Thursday 3rd June 10:30 am (AEST)

https://jcu.zoom.us/j/88977636231 Password: 462683
Scott Burgess
Scott Burgess

Abstract: I will present some findings showing genetically-identified cryptic coral species within a functional group differing in their response to disturbance (bleaching), environmental gradients (depth), and symbiont community. These findings suggest a role for response diversity in driving ecological resilience at Moorea, but also highlight the vulnerability of previously unrecognized populations that are smaller than expected based on morphological classifications of ‘species’. At Moorea, broadcast-spawning Pocillopora corals dominate the reef and species are notorisouly difficult to reliably to tell apart in the field.

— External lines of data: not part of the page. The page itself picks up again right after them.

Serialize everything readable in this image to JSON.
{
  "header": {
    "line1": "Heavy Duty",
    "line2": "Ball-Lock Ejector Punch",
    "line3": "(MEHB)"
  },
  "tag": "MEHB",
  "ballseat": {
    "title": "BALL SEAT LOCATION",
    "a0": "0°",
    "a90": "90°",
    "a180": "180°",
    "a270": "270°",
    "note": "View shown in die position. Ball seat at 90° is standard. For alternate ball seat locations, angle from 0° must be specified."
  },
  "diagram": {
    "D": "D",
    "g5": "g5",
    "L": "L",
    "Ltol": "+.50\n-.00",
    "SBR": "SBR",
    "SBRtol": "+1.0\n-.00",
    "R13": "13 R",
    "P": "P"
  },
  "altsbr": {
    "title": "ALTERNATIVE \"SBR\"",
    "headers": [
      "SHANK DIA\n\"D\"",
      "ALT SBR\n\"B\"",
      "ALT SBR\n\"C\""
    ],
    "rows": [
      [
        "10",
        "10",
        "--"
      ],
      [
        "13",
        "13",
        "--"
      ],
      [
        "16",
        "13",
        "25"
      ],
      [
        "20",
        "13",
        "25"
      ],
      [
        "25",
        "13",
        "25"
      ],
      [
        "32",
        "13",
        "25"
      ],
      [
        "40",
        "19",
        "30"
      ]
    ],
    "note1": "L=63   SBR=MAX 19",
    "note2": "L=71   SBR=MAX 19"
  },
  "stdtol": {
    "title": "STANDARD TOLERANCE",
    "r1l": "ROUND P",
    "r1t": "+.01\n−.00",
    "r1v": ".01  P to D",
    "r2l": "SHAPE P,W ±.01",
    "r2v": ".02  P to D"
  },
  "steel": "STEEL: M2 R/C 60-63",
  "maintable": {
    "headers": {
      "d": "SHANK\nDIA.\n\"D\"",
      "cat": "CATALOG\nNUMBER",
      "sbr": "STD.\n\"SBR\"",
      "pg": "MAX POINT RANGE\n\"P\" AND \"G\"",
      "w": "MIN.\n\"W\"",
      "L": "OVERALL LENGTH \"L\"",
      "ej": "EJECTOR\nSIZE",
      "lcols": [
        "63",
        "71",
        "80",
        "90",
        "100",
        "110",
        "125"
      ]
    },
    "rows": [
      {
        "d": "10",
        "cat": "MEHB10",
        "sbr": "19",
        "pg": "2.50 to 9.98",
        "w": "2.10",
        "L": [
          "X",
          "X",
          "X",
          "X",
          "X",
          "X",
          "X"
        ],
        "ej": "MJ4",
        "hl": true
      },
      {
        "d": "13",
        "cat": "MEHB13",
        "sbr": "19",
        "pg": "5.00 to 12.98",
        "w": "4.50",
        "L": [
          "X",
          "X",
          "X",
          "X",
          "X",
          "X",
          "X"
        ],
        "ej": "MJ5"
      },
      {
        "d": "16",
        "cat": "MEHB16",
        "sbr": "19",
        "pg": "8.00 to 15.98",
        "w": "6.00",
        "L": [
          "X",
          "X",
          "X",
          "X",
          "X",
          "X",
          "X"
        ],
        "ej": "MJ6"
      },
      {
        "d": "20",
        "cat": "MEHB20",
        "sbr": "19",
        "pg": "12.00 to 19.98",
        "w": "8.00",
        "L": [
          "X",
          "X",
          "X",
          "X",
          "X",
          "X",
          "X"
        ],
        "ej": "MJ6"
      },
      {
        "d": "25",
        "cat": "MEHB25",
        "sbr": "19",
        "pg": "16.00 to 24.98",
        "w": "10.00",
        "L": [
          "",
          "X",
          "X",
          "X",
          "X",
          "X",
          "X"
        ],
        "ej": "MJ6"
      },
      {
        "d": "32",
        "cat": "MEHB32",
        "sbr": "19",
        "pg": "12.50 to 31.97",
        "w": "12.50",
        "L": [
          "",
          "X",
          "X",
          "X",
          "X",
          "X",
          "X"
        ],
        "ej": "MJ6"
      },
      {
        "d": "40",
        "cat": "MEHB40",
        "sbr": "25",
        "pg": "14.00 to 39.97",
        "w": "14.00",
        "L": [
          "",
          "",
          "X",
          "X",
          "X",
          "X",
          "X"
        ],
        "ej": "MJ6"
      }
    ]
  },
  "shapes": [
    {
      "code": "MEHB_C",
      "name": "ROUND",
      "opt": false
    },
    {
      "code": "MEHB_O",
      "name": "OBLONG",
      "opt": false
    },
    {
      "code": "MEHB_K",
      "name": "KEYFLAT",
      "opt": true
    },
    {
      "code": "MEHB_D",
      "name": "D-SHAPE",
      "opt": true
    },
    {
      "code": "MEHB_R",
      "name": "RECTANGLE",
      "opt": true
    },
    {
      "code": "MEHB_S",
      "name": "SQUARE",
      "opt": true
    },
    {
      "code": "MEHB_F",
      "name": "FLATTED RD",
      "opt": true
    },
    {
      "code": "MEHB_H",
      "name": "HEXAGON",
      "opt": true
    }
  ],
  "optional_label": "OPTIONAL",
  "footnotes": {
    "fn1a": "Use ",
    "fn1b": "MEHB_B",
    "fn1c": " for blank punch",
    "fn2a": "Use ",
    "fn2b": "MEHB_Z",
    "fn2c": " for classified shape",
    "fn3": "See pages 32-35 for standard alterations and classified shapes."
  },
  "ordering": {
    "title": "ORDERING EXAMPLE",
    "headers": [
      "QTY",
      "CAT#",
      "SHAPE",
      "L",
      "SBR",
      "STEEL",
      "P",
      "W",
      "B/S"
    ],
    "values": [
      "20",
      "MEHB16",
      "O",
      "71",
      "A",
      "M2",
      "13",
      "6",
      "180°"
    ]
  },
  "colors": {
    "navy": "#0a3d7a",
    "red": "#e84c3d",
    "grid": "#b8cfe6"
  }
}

As a result, researchers in the past typically grouped them according to morphology, which hides evolutionarily distinct genetic lineages. In 2019, coral bleaching occurred at Moorea. What looked like larger colonies bleaching and dieing more than smaller colonies turned out instead to be differences among at least five cryptic species. While not all species died from bleaching, the specific genetic lineage in which most colonies died happened to have larger colonies and has so far only been found at Moorea. The bleaching event was caused by a sub-surface heatwave, governed by a reduction in cooling from internal waves. As a result, the 2019 marine heatwave at Moorea was completely missed by satellite-derived estimates of sea surface temperature and degree heating weeks, which are commonly used to monitor thermal stress on coral reefs.

Biography: Scott Burgess is an Associate Professor at Florida State University (FSU). Research in his lab group combines ecological and evolutionary principles to study the population biology of coastal marine invertebrates (mostly corals and bryozoans). He has been working on coral reefs for about 20 years, beginning with a formative JCU Honors project at One Tree Island on larval fish dispersal. Since then he worked at AIMS in the LTMP, then did a PhD at UQ, then moved to the US to do a Postdoc at UC Davis. He has been at FSU since 2014, and does field work at Moorea, French Polynesia. He is broadly interested larval dispersal, reproductive strategies, and adaptation to variable environments. He typically uses some combination of field and laboratory experiments, molecular genetic approaches, and mathematical modeling.